The filmmakers’ observational approach and a near absolute exclusion of external footage (news, protesters’ recordings, live streams…) also further this analysis—or critique—of the complex human emotions embodied in the mass. This frenzy, if as real as it was recorded on these unobtrusive press cameras, could it be one of the causal factors for the failure of the protest? What could be the inescapable downsides of functioning as “arm-and-leg,” as a singular body? On screen, there are not only the protesting and escaping in action, but also moments of weakness: a single Vans shoe foregrounding flaming debris; protesters folding their bodies against hard grounds out of exhaustion; heaps of broken furniture stacking into a fragile fortress; fire-alarm water sprinkling down in an abandoned classroom, textured by flickering light. Sentiments consolidated by collective fighting spirit still leave room for weariness and disappointment, something that can be shared, nominally, by many but only experienced in solitary. Amidst high-strung disorder, the mass, representative of a body, is vulnerable to a mental disorder and some internal aberrations that malfunction the working of its system, and is bound to break down, similarly to the deteriorating state of their base or the plunge in energy of individuals as the film goes on. In the space between dots of an ellipsis, the audiovisual elements behave with montage intentions to coalesce into a physiological body that is itself the protesters, the “arm-and-leg” incarnate.

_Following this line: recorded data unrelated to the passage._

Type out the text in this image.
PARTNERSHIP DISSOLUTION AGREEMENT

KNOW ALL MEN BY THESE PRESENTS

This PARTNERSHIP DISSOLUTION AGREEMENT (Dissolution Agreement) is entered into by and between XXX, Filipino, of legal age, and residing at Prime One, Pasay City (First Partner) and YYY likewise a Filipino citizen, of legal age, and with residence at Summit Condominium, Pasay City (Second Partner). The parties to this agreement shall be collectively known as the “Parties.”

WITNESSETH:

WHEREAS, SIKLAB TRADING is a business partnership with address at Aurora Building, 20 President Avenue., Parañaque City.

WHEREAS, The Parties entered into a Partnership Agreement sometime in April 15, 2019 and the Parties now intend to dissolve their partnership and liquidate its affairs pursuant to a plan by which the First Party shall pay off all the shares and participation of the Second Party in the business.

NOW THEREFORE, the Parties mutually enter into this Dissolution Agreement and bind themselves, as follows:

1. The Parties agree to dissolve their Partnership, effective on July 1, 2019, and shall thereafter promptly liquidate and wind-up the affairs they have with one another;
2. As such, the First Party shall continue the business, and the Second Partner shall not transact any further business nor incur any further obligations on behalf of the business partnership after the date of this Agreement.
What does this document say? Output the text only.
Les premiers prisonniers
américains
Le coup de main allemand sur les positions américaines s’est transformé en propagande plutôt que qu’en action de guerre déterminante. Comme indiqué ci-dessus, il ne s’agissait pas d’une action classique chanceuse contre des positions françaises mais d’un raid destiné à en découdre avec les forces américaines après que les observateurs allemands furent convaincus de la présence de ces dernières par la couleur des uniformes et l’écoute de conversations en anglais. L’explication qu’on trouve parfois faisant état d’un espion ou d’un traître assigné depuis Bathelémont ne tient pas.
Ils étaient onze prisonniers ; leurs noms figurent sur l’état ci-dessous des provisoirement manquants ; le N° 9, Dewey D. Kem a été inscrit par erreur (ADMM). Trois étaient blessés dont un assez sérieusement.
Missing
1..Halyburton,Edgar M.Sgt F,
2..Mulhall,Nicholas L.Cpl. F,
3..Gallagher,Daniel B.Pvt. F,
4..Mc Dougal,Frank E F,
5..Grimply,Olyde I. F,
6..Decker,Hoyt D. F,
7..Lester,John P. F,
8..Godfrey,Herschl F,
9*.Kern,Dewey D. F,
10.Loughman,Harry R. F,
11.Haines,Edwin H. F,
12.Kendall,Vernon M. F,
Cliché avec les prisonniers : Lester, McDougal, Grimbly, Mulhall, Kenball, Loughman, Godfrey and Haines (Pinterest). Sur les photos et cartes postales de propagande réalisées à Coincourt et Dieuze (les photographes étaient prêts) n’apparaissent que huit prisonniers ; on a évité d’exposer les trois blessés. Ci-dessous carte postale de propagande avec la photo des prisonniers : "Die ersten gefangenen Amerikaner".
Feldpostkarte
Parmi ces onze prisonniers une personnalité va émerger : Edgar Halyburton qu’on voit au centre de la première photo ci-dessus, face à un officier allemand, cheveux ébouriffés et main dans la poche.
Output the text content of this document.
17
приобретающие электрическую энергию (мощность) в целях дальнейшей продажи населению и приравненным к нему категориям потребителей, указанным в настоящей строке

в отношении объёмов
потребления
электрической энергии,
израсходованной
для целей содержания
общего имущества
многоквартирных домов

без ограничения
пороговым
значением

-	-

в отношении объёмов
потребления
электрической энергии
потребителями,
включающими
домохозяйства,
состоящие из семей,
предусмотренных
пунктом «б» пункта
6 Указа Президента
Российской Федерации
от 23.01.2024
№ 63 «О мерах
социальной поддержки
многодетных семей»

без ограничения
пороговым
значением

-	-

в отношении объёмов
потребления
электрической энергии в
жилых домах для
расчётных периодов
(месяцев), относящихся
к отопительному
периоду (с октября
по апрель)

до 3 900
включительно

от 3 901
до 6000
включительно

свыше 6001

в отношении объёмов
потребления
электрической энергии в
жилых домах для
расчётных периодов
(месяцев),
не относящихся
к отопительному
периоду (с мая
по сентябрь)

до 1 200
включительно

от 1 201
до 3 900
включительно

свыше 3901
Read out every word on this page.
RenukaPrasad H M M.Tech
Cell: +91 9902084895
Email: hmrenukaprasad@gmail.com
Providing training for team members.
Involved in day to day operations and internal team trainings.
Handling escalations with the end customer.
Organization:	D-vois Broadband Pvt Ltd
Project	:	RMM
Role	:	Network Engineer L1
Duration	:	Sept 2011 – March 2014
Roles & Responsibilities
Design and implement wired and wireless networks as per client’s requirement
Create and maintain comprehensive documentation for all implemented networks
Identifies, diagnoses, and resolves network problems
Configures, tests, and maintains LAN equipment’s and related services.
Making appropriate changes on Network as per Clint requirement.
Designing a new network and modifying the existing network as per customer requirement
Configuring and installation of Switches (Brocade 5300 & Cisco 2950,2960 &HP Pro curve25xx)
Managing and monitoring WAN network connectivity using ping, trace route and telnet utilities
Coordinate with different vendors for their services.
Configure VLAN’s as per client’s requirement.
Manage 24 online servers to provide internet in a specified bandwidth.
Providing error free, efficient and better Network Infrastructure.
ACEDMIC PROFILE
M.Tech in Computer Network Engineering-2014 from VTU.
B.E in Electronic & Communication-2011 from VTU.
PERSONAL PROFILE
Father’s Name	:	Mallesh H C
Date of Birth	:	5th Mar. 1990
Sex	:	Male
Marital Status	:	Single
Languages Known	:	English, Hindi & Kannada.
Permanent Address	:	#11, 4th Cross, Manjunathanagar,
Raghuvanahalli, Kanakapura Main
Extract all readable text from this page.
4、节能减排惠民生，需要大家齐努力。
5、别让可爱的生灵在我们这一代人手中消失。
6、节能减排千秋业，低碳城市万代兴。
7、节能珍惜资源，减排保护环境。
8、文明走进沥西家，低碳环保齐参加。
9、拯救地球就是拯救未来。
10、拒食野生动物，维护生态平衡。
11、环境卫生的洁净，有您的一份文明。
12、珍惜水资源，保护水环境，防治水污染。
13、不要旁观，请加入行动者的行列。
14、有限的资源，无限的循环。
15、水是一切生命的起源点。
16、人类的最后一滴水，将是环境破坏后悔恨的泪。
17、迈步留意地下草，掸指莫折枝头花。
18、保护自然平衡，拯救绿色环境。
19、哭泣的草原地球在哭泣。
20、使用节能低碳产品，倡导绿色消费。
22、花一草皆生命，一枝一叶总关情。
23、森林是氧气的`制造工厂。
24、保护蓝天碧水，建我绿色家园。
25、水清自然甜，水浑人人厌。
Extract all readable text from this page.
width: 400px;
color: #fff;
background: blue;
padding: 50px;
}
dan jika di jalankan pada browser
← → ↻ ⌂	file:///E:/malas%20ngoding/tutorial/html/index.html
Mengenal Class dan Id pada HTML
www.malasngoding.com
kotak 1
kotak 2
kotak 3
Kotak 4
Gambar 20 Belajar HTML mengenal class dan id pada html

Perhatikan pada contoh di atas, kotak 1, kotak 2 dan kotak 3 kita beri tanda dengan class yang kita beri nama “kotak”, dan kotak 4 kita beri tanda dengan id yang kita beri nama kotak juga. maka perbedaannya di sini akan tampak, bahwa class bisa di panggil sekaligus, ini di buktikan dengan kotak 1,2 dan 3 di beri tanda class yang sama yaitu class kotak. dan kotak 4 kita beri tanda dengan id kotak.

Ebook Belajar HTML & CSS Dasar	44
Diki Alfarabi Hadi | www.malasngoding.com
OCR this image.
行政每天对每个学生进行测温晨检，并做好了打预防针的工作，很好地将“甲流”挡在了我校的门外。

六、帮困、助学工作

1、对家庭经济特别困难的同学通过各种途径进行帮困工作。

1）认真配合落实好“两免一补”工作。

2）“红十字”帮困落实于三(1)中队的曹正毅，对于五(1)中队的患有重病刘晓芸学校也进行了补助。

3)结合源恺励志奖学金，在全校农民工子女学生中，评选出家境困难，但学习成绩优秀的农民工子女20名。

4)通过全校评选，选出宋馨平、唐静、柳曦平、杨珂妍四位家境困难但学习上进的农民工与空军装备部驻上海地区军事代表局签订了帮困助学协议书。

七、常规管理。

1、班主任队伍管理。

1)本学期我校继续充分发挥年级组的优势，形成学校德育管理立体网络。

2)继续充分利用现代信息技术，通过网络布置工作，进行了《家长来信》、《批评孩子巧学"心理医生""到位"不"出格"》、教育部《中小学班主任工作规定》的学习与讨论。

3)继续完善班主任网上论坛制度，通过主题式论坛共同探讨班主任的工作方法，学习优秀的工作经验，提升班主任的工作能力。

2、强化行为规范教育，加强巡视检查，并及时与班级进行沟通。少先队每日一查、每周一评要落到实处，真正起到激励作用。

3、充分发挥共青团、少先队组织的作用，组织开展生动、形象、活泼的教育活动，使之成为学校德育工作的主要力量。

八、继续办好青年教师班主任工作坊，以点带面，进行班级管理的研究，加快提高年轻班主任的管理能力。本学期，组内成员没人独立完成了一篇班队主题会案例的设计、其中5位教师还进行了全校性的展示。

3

Departing from the “terror porn” or supercuts of the extremes often disseminated by the media to deaden our senses—surely, they know how addicted humans are to stimulation—Inside the Red Brick Wall is an antithesis of the kind of procedures we often see in a typical political reportage and which are guilty of our epistemological crisis (selective testimonies, indulging political populists…) We immerse ourselves in the insiders’ atmosphere, but are constantly reminded not to turn the struggles into a spectacle or to contemplate our viewing position. Not only do we watch the film, but it also watches us, elucidating the emotional maelstrom that is human to everyone but often obscured behind glorified, sensational content.